Cost-sharing mechanisms such as deductibles were often the beginning of the story, said Karen Pollitz, a senior fellow at the Kaiser Family Foundation. High deductibles, copayments and coinsurance have made health insurance premiums more affordable, but put people at risk to pay bills that exceed their emergency savings. This scenario is compounded by wages stagnating across the country. Out-of-network charges were also problematic, Pollitz and others at Kaiser found.
“Most of the people we talked to didn't really feel they were underinsured,” Pollitz said. “They felt they were pretty well protected.”

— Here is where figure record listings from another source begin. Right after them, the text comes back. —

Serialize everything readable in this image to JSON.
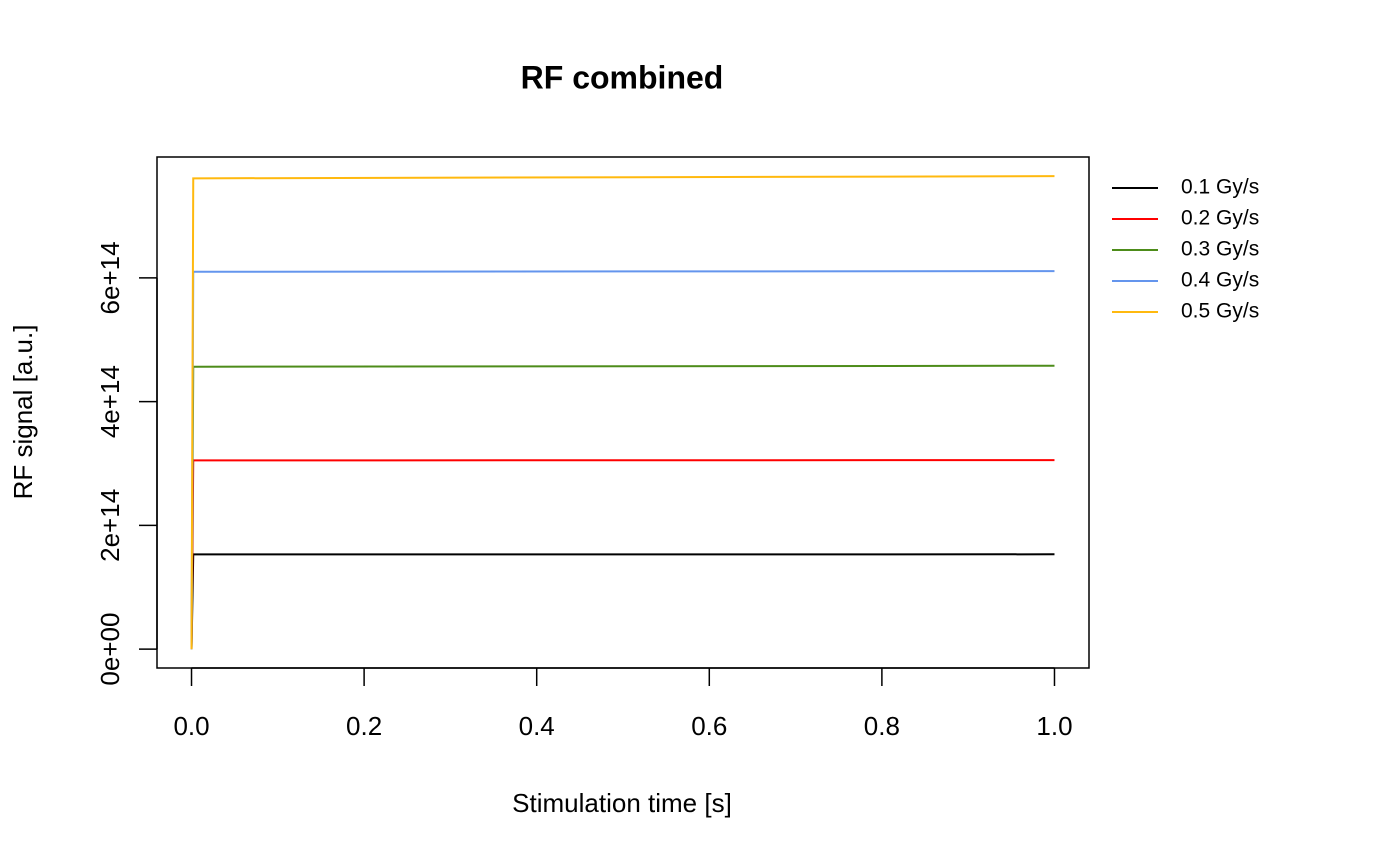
{
  "chart_data": {
    "type": "line",
    "title": "RF combined",
    "x_label": "Stimulation time [s]",
    "y_label": "RF signal [a.u.]",
    "x": [
      0,
      0.002,
      1.0
    ],
    "series": [
      {
        "name": "0.1 Gy/s",
        "color": "#000000",
        "values": [
          0,
          153000000000000,
          153200000000000
        ]
      },
      {
        "name": "0.2 Gy/s",
        "color": "#ff0000",
        "values": [
          0,
          305000000000000,
          305500000000000
        ]
      },
      {
        "name": "0.3 Gy/s",
        "color": "#4d8c1a",
        "values": [
          0,
          456500000000000,
          458000000000000
        ]
      },
      {
        "name": "0.4 Gy/s",
        "color": "#6495ed",
        "values": [
          0,
          610000000000000,
          611000000000000
        ]
      },
      {
        "name": "0.5 Gy/s",
        "color": "#ffb90f",
        "values": [
          0,
          761000000000000,
          764500000000000
        ]
      }
    ],
    "xlim": [
      -0.04,
      1.04
    ],
    "xticks": [
      {
        "value": 0,
        "label": "0.0"
      },
      0.2,
      0.4,
      0.6,
      0.8,
      {
        "value": 1,
        "label": "1.0"
      }
    ],
    "ylim": [
      -30600000000000,
      795500000000000
    ],
    "yticks": [
      {
        "value": 0,
        "label": "0e+00"
      },
      {
        "value": 200000000000000,
        "label": "2e+14"
      },
      {
        "value": 400000000000000,
        "label": "4e+14"
      },
      {
        "value": 600000000000000,
        "label": "6e+14"
      }
    ],
    "grid": false
  }
}
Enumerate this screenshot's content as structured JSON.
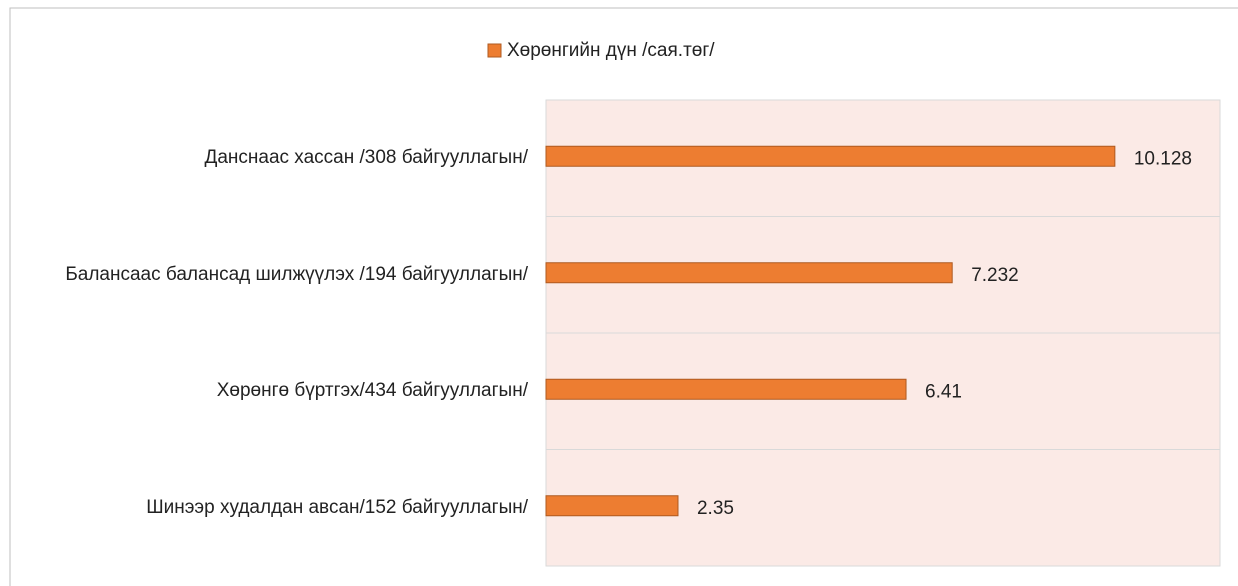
{
  "chart_data": {
    "type": "bar",
    "orientation": "horizontal",
    "categories": [
      "Данснаас хассан /308 байгууллагын/",
      "Балансаас балансад шилжүүлэх /194 байгууллагын/",
      "Хөрөнгө бүртгэх/434 байгууллагын/",
      "Шинээр худалдан авсан/152 байгууллагын/"
    ],
    "series": [
      {
        "name": "Хөрөнгийн дүн /сая.төг/",
        "color": "#ED7D31",
        "values": [
          10.128,
          7.232,
          6.41,
          2.35
        ]
      }
    ],
    "xlim": [
      0,
      12
    ],
    "legend": "top",
    "grid": true,
    "plot_background": "#FBEAE6"
  }
}
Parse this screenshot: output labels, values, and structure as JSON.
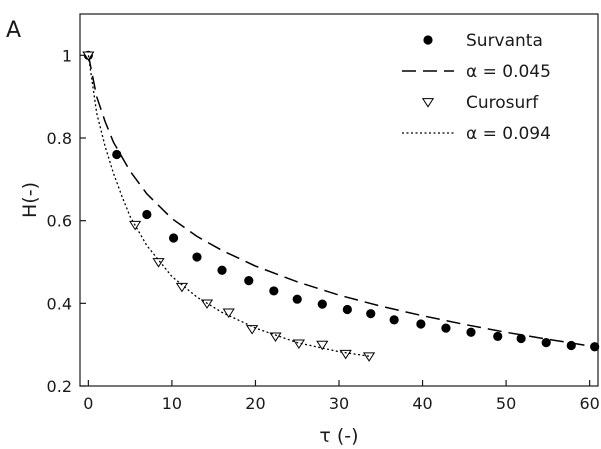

Kaiser officials conducted a series of case studies interviewing people who had trouble paying their medical bills. They found that many people in that subset actually had what they believed were pretty mainstream, job-based health plans.
Last month, the newly formed Consumer Financial Protection Bureau found that nearly 43 million Americans have unpaid medical bills. The average medical debt is $1,766.
The situation could pose serious problems for consumers. Unpaid medical bills lead to collections agencies, and “once you're turned over to collections, it could hurt you for years,” Pollitz said. Consumers then find it's harder to apply for a credit card or refinance their home mortgage. “It's really the gift that keeps on giving,” she said. “And it's not a very nice one.”
However, some healthcare policymakers have said the relationship between medical debt and bankruptcy has been overstated. A 2005 study said more than half of all personal bankruptcies were due to medical bills. But economists David Dranove and Michael Millenson countered that widely publicized finding in a study in 2006, arguing that they could find only a “causal link in only 17% of personal bankruptcies.”